The Texas Supreme Court disagreed. On this record, the Court explained, the trial court had chosen not to rule on timeliness. As the Court saw it, the trial court had impliedly ruled in favor of the plaintiff on timeliness — that it was a prerequisite to even reaching the question of adequacy.

Further, before the trial court could rule on the report’s adequacy, it had to conclude that the report was timely served. Otherwise, the trial court’s only option was to dismiss the claim for failure to timely serve an expert report. Hence, we conclude the trial court implicitly overruled the first motion to dismiss.

In other words, the two issues were not independent grounds to affirm. The trial court had to resolve one issue before it could reach the next.

With that foundation laid, the Court set out an interesting procedural holding that might have wider application.

It is often said that, when the trial court doesn’t make findings of fact, the court of appeals presumes that it “made all the necessary findings to support its judgment.” The Rosemond Court put special emphasis on the word “necessary” — yes, using italics — explaining that it was an error to presume that the trial court resolved all disputed facts in favor of the judgment, but only those strictly necessary to the judgment:

The court of appeals erred by effectively holding that the trial court found all facts and conclusions favorable to the prevailing party rather than implying only those facts and conclusions necessary to support the judgment. As discussed above, a failure to timely serve was not a necessary fact to support a dismissal order on adequacy grounds.

The limitations provision in the medical-malpractice statute trumps the more general tolling provision in the comparative-responsibility statute

Jeremy Molinet v. Patrick Kimbrell, M.D. and John Horan, M.D., No. 09‑0544 (DDB)

This case involved a conflict between two parts of the House Bill 4 tort-reform legislation from 2003. On the one hand, that bill provided a two year statute of limitations for medical-malpractice actions “[n]otwithstanding any other law.” On the other hand, the very same bill made some amendments to Chapter 33 of the Civil Practice and Remedies Code, permitting defendants to shift blame to third-party defendants — and plaintiffs to then join those third parties into the suit, even if the statute of limitations had otherwise run.

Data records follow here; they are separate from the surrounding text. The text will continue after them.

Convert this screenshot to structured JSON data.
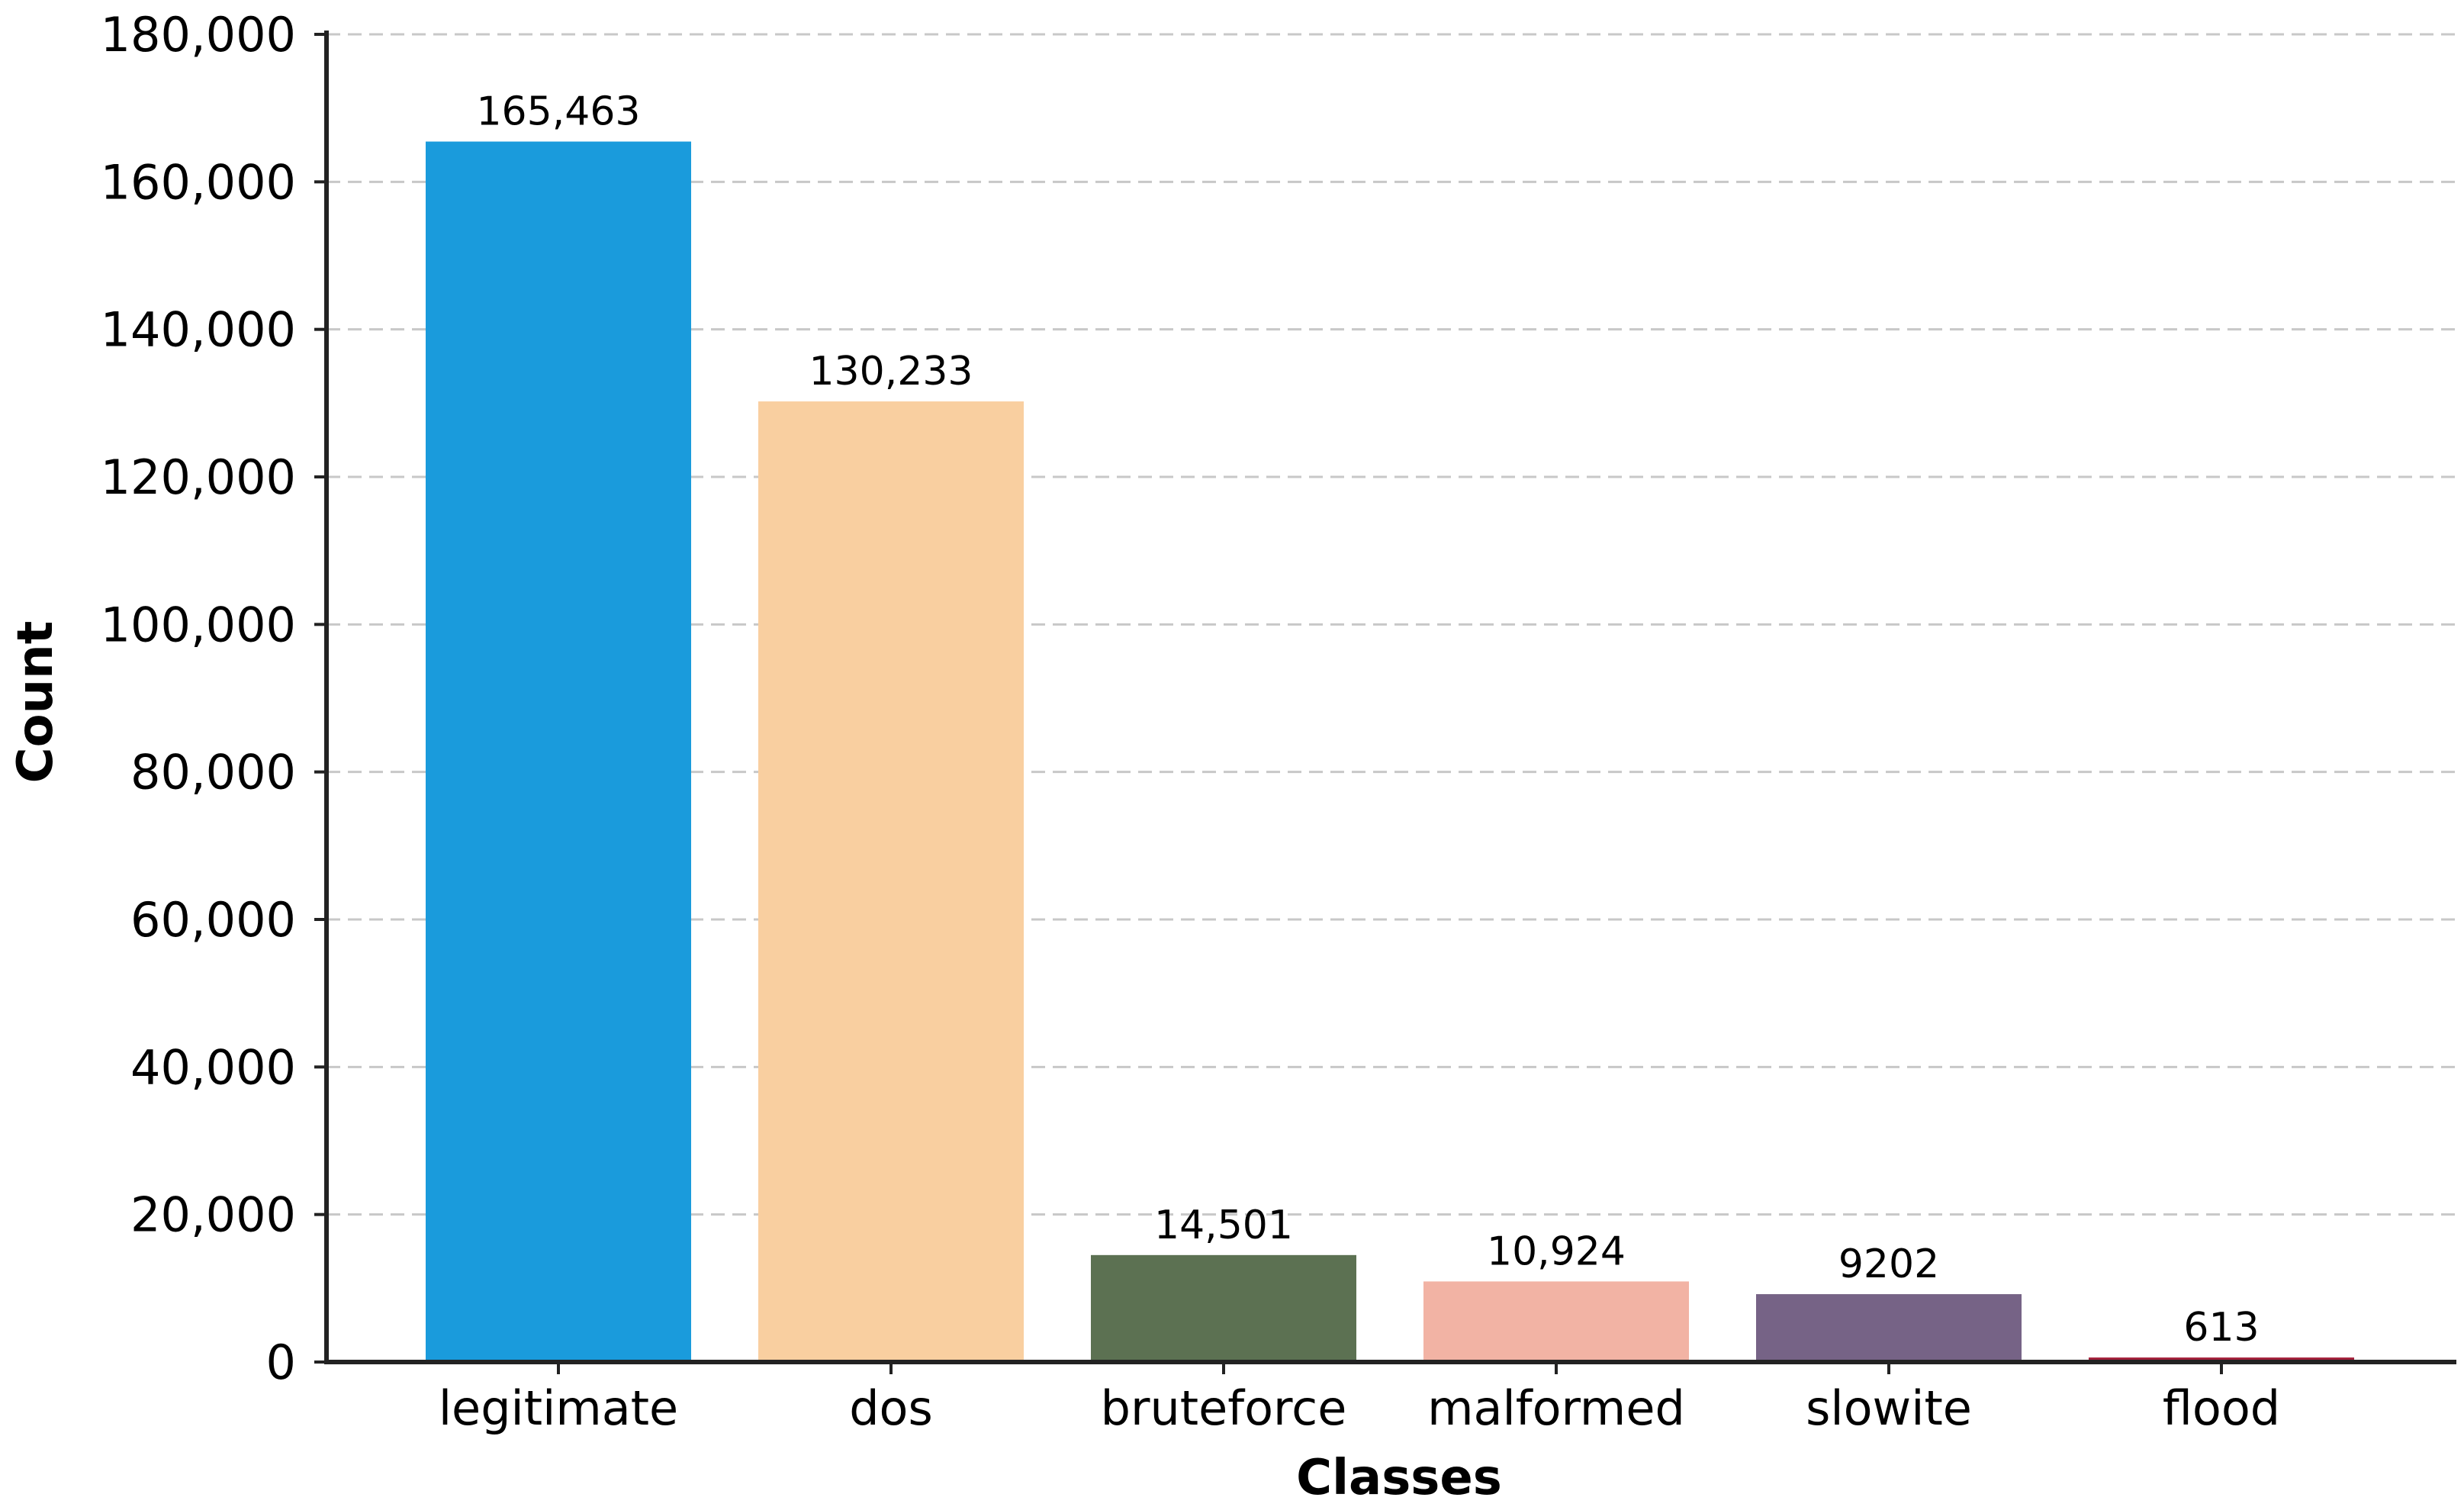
{
  "chart_data": {
    "type": "bar",
    "categories": [
      "legitimate",
      "dos",
      "bruteforce",
      "malformed",
      "slowite",
      "flood"
    ],
    "values": [
      165463,
      130233,
      14501,
      10924,
      9202,
      613
    ],
    "value_labels": [
      "165,463",
      "130,233",
      "14,501",
      "10,924",
      "9202",
      "613"
    ],
    "colors": [
      "#1a9bdc",
      "#f9cfa0",
      "#5c7152",
      "#f2b3a4",
      "#766386",
      "#a3203a"
    ],
    "xlabel": "Classes",
    "ylabel": "Count",
    "ylim": [
      0,
      180000
    ],
    "yticks": [
      0,
      20000,
      40000,
      60000,
      80000,
      100000,
      120000,
      140000,
      160000,
      180000
    ],
    "ytick_labels": [
      "0",
      "20,000",
      "40,000",
      "60,000",
      "80,000",
      "100,000",
      "120,000",
      "140,000",
      "160,000",
      "180,000"
    ],
    "grid": "horizontal-dashed",
    "legend": "none"
  }
}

The Court divided 7-2, holding that the two-year statute of limitations for medical-malpractice actions trumped the more general, more lenient provisions of the comparative-responsibility statute.

Justice Johnson wrote for the majority. He rejected the argument that the provision was ambiguous and, instead, focused on the plain meaning of the language “[n]otwithstanding any other law.” The majority held that, through including that phrase, the Legislature had unambiguously expressed its intent that the two-year limitation should control.

Justice Lehrmann delivered a dissenting opinion, joined by Justice Medina. She would have concluded that the statutory language was ambiguous enough to warrant looking at legislative history — which included a colloquy in which one of the bill’s sponsors answered the question differently than did the majority.

Both the majority and dissent discussed the Court’s recent opinion in Texas Lottery Commission v. First State Bank of DeQueen, 325 S.W.3d 628 (Tex. 2010). The majority used it as an example of the Legislature using language that expressed a specific intent that one provision trump another. The dissent saw the Lottery Commission case as different because it involved the UCC, which suggested other policy reasons (such as commercial uniformity with other states) for choosing that outcome.